Élection américaine : pire qu’en 1860


James Howard Kunstler

James Howard Kunstler

Par James Howard Kunstler– Le 18 janvier 2016 – Source kunstler.com

L’histoire perdue au milieu des chahuts de réfectoires et des concours de fanfaronnades que sont devenus les débats est celle de la destruction tournant au naufrage des deux grands partis eux-mêmes. Je ne vois pas comment les républicains ou les démocrates vont pouvoir sortir vivants de cette chausse-trappe.

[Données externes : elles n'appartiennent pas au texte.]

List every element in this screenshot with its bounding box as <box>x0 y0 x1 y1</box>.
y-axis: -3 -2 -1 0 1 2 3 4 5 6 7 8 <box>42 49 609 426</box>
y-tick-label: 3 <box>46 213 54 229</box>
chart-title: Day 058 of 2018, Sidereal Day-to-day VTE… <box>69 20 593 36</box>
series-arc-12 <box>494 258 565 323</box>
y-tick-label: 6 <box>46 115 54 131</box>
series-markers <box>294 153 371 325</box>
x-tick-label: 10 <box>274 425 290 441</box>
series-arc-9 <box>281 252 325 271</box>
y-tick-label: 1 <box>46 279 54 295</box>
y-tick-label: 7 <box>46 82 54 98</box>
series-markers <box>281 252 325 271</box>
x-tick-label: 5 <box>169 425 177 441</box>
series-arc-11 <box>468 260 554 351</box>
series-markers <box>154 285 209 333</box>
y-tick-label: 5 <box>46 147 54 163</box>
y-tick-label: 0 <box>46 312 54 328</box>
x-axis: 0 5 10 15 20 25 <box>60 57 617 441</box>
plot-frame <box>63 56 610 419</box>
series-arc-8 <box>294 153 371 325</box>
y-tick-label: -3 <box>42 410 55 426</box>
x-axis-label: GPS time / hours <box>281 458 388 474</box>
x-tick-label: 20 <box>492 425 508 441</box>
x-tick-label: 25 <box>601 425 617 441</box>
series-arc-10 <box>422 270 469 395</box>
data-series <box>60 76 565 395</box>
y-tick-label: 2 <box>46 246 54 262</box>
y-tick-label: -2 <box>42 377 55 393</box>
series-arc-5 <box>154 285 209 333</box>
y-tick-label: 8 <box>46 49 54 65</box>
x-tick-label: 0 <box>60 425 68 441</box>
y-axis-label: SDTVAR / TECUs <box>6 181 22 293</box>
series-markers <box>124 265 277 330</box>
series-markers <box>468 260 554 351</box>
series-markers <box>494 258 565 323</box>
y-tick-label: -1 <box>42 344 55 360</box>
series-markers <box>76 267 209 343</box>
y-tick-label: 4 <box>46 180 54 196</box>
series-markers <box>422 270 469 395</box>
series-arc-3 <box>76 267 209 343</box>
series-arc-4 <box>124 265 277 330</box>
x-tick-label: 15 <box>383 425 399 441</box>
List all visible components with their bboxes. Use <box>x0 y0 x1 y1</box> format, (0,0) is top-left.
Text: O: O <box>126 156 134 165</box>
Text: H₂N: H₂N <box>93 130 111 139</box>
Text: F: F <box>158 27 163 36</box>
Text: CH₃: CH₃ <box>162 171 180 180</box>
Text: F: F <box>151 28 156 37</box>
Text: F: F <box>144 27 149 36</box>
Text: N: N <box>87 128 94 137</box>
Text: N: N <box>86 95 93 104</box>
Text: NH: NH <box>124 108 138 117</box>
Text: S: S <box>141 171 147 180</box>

La saison des primaires est maintenant sur nous avec pour horizon des événements qui aspirent les deux partis sans but dans le trou sans fond des mauvais souvenirs historiques.

Les deux partis ont échoué si fondamentalement à représenter ou même à appréhender les intérêts de la nation qu’ils sont maintenant simplement des obstacles à toute sorte de futurs plausibles, deux machines infernales bloquant la route, luttant entre elles jusqu’à la mort.

Le Parti républicain est peut-être plus proche de l’explosion totale, puisque les militants de base ne vont jamais accepter Donald Trump comme leur candidat légitime, et Trump n’a que du mépris pour ces militants. Si Trump parvient à remporter suffisamment de primaires et à recueillir une grande masse de votes des délégués, la convention de juillet à Cleveland sera le site d’un suicide politique de masse. La direction du parti, y compris les gouverneurs, les membres du Congrès, les sénateurs et leurs copains donateurs trouveront le moyen de priver Trump de son prix. Les soutiens populaires de Trump vont se révolter contre ce mouvement, et l’ensemble du processus de candidature sera renvoyé devant les tribunaux avec, comme résultat, une organisation détruite. La commission électorale fédérale peut alors faire appel à Capitol Hill [le Congrès, NdT] pour reporter l’élection générale. L’autre résultat évident sera une crise constitutionnelle. La légitimité politique est brisée. Entrez donc, général du Pentagone sur votre cheval blanc [référence à un coup d’État militaire ? NdT].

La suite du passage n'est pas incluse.